Mexico deployed thousands of extra troops to the western state of Michoacan on Monday in a bid to tamp down drug cartel violence amid the emergence of vigilante groups, officials said.
About 2,000 army soldiers, 2,000 marines and 1,000 police officers were sent to the crime-wracked state, sources close to the defense ministry and federal police said.
The government had already deployed 1,000 police and named an army brigadier general last week to take charge of public security in Michoacan, one of the country’s poorest states and home to traditional drug running routes.
Michoacan was the first state to see troops when former Mexican president Felipe Calderon decided to deploy tens of thousands of soldiers across the country to crack down on drug cartels in 2006. By the time he left office last year, an estimated 70,000 people had been killed in gang turf wars nationwide.
His successor, Mexican President Enrique Pena Nieto, is shifting the strategy toward crime prevention and reducing murders, but says troops will remain in the streets until violence comes down.
The new deployment will focus on the southeastern edge of the state known as Tierra Caliente, where businesses and residents endure extortion, kidnappings and murders committed by gangs.

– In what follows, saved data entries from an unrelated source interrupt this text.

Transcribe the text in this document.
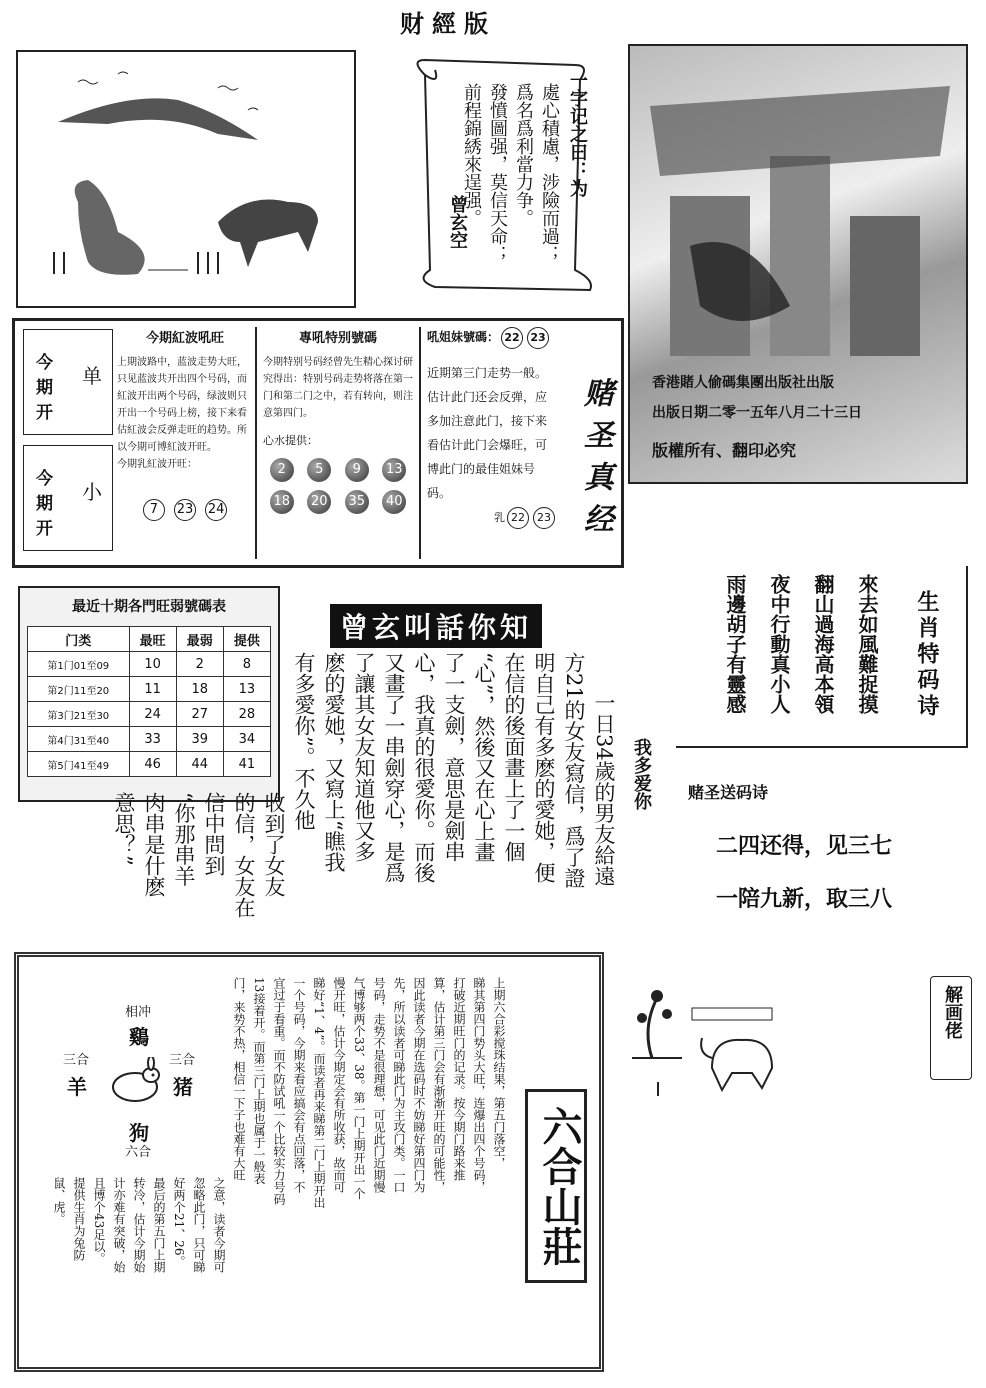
财經版
一字记之曰：为
處心積慮，涉險而過；
爲名爲利當力争。
發憤圖强，莫信天命；
前程錦綉來逞强。
曾玄空
香港賭人偷碼集團出版社出版
出版日期二零一五年八月二十三日
版權所有、翻印必究
今期开
单
今期开
小
今期紅波吼旺
上期波路中，蓝波走势大旺，只见蓝波共开出四个号码，而紅波开出两个号码，绿波则只开出一个号码上榜，接下来看估紅波会反弹走旺的趋势。所以今期可博紅波开旺。
今期乳紅波开旺：
7 23 24
專吼特别號碼
今期特别号码经曾先生精心探讨研究得出：特别号码走势将落在第一门和第二门之中，若有转向，则注意第四门。
心水提供：
2	5	9	13
18 20 35 40
吼姐妹號碼： 22 23
近期第三门走势一般。估计此门还会反弹，应多加注意此门，接下来看估计此门会爆旺，可博此门的最佳姐妹号码。
乳 22 23 赌圣真经
最近十期各門旺弱號碼表
门类	最旺	最弱	提供
第1门01至09	10	2	8
第2门11至20	11	18	13
第3门21至30	24	27	28
第4门31至40	33	39	34
第5门41至49	46	44	41
曾玄叫話你知
我多爱你
一日34歲的男友給遠
方21的女友寫信，爲了證
明自己有多麽的愛她，便
在信的後面畫上了一個
“心”，然後又在心上畫
了一支劍，意思是劍串
心，我真的很愛你。而後
又畫了一串劍穿心，是爲
了讓其女友知道他又多
麽的愛她，又寫上“瞧我
有多愛你”。不久他
收到了女友
的信，女友在
信中問到
“你那串羊
肉串是什麽
意思？”
生肖特码诗
來去如風難捉摸
翻山過海高本領
夜中行動真小人
雨邊胡子有靈感
赌圣送码诗
二四还得，见三七
一陪九新，取三八
相冲
鷄
三合
羊
三合
猪
狗
六合	六合山莊
上期六合彩搅珠结果，第五门落空，
睇其第四门势头大旺，连爆出四个号码，
打破近期旺门的记录。按今期门路来推
算，估计第三门会有渐渐开旺的可能性，
因此读者今期在选码时不妨睇好第四门为
先，所以读者可睇此门为主攻门类。一口
号码，走势不是很理想，可见此门近期慢
气博够两个33、38。第一门上期开出一个
慢开旺，估计今期定会有所收获，故而可
睇好“1、4”。而读者再来睇第二门上期开出
一个号码，今期来看应搞会有点回落，不
宜过于看重。而不防试吼一个比较实力号码
13接着开。而第三门上期也属于一般表
门，来势不热，相信一下子也难有大旺
之意，读者今期可
忽略此门，只可睇
好两个21、26。
最后的第五门上期
转冷，估计今期始
计亦难有突破，始
且博个43足以。
提供生肖为兔防
鼠、虎。
解画佬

The dominant cartel in the region is the Knights Templar, a religion-inspired offshoot of the crime syndicate La Familia.
In February, armed vigilante groups emerged in the towns of Buenavista and Tepalcatepec to fend off gangsters, compounding the state’s security challenge.
Mexican Interior Minister Miguel Angel Osorio Chong was to visit the state of 4.3 million people yesterday to hold a meeting on security with local authorities.
“Today, you can see in the state that federal forces are already coordinating with state forces in municipalities,” Osorio Chong said.
Dozens of residents of Coalcoman, a town in Tierra Caliente, took to the streets on Monday to demand the delivery of basic goods after several firms stopped distributing products to the area due to crime.
Interim Michoacan Governor Jesus Reyna told Milenio television that the state was going through tough times, but that it did not need to be rescued.